Nation, Sprache, Politik

Bruchlinien in der Ukraine
Von Brigitte Voykowitsch

Wie andere mittel- und osteuropäischen Länder blickt auch die Ukraine auf eine äußert komplexe Geschichte zurück. Teile des heutigen Staatsgebiets gehörten im Lauf der Jahrhunderte zu unterschiedlichen Reichen: der Westen zur Habsburger-Monarchie und zeitweise auch zu Polen, der Osten zu Russland. Schließlich kam im 20. Jahrhundert das gesamte Staatsgebiet sukzessive an die Sowjetunion. Daraus erklärt sich die heutige Zweisprachigkeit des Landes, wobei tendenziell im Westen mehr Ukrainisch und im Osten mehr Russisch gesprochen wird.

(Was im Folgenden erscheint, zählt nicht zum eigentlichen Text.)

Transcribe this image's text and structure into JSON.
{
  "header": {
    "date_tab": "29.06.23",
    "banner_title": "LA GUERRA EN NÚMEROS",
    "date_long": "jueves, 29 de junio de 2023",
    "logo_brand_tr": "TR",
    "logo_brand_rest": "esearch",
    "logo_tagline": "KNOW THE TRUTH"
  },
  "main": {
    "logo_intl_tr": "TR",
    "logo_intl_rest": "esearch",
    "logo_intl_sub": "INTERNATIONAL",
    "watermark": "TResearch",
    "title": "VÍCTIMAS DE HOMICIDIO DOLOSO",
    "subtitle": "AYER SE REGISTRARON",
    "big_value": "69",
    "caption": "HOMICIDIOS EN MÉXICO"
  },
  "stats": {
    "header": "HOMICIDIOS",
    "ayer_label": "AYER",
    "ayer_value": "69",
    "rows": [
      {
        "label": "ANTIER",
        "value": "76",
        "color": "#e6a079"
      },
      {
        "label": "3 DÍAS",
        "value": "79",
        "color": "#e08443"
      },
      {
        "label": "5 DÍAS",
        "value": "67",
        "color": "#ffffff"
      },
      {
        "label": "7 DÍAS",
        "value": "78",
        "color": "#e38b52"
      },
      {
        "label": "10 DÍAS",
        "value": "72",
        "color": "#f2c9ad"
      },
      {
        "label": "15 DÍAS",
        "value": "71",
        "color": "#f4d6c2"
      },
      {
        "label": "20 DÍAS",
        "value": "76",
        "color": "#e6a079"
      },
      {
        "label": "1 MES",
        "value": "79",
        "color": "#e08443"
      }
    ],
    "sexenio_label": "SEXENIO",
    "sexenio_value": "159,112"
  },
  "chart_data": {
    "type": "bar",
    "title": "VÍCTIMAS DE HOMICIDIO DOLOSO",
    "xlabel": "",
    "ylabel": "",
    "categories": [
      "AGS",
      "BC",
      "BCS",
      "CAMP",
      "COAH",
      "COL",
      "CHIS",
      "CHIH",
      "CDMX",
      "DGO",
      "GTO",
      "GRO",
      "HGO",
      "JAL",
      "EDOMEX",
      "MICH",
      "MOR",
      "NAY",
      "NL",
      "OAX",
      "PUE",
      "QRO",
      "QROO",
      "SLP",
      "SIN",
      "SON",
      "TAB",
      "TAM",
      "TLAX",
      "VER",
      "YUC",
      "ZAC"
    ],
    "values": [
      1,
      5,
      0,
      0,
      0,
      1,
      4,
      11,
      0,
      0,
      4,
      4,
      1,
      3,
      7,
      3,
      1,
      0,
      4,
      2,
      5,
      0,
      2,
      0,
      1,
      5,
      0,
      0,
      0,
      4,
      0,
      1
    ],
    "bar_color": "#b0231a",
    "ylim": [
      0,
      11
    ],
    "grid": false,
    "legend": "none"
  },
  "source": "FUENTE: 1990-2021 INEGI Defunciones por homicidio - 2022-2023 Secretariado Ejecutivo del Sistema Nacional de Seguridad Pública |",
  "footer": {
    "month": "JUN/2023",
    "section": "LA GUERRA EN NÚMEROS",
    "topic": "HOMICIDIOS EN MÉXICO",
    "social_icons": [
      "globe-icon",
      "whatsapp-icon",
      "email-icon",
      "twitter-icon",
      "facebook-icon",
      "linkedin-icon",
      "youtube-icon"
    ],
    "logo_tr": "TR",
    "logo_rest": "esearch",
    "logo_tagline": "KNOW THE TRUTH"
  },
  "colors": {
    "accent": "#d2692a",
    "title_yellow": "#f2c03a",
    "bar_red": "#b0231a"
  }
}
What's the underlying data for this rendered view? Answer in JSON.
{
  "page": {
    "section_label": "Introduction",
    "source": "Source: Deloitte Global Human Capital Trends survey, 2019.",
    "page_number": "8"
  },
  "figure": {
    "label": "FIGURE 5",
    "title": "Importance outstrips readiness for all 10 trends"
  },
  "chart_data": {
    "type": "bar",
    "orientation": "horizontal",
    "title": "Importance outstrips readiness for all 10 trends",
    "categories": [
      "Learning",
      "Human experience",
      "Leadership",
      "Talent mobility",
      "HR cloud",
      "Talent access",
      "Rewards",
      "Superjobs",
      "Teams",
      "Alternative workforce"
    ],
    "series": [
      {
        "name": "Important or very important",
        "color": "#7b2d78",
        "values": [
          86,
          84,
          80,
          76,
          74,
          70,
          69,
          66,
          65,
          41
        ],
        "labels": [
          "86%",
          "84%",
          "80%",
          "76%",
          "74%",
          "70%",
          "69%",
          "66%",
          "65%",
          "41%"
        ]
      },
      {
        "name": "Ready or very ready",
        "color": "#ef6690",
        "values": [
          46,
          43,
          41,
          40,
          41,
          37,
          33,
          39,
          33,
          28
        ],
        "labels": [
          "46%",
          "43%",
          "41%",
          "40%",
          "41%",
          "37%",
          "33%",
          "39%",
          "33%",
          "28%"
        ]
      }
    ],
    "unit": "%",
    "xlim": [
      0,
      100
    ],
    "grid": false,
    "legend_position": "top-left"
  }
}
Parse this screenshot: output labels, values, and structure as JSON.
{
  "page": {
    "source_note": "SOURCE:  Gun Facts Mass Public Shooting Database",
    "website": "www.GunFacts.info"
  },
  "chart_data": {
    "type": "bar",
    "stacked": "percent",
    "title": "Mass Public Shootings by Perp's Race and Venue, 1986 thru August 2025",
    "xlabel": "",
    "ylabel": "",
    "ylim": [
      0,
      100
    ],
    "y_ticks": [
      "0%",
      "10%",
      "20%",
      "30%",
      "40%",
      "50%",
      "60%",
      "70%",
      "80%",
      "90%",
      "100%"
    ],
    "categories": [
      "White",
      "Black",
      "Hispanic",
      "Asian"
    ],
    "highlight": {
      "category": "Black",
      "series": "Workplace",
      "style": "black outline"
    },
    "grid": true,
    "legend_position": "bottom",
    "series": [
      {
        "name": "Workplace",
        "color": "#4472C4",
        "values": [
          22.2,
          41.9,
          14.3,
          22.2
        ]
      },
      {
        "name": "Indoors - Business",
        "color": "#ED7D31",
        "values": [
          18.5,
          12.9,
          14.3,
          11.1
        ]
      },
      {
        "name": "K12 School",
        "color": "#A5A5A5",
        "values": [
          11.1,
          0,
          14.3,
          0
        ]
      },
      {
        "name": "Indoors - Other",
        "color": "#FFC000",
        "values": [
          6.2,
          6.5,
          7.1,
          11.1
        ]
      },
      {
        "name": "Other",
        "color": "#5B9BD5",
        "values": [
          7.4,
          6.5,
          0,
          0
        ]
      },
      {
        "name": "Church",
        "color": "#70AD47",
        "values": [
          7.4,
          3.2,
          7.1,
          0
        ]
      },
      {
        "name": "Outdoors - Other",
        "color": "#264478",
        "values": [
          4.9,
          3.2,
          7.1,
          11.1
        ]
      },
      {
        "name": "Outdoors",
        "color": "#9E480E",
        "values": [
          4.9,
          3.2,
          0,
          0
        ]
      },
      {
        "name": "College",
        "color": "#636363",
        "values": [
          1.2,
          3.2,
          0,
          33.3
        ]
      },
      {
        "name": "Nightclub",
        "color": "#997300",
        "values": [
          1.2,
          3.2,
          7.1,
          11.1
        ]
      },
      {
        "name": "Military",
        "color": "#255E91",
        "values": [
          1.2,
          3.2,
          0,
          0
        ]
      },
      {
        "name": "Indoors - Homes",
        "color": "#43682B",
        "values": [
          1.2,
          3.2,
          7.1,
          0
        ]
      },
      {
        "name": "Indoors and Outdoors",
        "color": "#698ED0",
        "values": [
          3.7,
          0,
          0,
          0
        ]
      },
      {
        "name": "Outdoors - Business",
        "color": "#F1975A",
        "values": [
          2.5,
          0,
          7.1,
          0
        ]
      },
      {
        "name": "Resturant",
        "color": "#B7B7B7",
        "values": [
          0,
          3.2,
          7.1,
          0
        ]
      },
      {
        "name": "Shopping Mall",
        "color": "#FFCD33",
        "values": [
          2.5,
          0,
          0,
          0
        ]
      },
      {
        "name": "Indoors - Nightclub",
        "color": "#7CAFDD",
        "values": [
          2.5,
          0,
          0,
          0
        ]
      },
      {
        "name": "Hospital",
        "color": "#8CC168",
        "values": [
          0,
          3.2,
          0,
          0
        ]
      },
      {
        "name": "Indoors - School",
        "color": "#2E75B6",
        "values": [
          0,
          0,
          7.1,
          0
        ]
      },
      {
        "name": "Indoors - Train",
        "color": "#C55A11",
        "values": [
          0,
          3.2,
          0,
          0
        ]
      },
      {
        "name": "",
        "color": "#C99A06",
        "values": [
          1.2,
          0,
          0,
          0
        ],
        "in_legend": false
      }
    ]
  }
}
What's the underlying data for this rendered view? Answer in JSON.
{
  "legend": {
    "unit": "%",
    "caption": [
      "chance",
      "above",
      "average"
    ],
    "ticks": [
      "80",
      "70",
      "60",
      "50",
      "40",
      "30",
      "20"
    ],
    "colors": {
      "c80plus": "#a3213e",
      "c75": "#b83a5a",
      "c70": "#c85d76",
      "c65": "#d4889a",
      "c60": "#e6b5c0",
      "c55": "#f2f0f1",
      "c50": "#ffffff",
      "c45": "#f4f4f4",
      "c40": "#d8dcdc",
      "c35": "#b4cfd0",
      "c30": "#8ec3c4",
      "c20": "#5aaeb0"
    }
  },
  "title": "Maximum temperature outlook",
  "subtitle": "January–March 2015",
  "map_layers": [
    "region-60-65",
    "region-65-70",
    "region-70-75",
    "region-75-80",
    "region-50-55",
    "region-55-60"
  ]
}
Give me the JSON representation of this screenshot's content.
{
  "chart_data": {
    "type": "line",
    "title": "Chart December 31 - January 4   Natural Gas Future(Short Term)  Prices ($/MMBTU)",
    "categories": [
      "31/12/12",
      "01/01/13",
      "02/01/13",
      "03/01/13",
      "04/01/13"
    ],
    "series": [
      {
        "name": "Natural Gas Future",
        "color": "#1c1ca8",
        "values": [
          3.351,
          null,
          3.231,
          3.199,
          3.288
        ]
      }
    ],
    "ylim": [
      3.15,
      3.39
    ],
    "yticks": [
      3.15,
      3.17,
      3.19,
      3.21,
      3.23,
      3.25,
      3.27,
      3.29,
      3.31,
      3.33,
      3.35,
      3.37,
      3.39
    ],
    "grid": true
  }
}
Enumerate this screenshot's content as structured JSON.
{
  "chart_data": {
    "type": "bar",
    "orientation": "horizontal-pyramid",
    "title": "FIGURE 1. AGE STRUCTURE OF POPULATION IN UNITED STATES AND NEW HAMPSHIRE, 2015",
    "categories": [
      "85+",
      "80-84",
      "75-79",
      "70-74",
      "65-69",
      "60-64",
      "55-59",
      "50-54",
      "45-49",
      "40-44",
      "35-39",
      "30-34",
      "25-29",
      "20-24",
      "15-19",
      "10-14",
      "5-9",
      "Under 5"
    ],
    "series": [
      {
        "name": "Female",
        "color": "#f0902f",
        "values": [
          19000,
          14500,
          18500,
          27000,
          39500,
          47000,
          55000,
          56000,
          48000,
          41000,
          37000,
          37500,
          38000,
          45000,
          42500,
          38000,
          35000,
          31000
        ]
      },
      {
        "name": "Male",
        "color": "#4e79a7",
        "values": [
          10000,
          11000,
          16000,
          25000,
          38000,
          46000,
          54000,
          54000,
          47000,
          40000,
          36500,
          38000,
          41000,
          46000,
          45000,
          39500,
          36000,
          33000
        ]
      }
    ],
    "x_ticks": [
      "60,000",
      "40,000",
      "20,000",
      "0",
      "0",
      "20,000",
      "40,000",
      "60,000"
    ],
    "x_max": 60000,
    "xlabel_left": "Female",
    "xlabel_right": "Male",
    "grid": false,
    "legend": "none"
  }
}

Aufgrund des konfliktreichen Verhältnisses zu Russland, das bis heute das Recht der Ukrainer auf einen unabhängigen Staat in Frage stellt, ist die Sprache zu einem innenpolitischen Instrument geworden. Einerseits haben der Konflikt mit Russland, die Annexion der Krim und der Krieg in der Ostukraine, zur Herausbildung einer neuen zweisprachigen politischen Identität in der Ukraine geführt. Andererseits führt der Konflikt mit Russland regelmäßig zu Maßnahmen und Gesetzen, die das ukrainische Element zuungunsten des Russischen stärken wollen. Dazu gehören Sprachgesetze, die die russische Sprache aus dem Alltag verdrängen sollen; Sanktionen gegen Sänger, die zu oft in Russland auftreten; Visaverweigerungen für internationale Journalisten und dergleichen mehr. Zahlreiche Kulturschaffende und Vertreter der Zivilgesellschaft beklagen diese Art der Verbots- und Zensur-Politik. Wenn man das Ukrainische unterstützen wolle, so könne man das ihrer Ansicht nach auch mit positiven Fördermaßnahmen tun.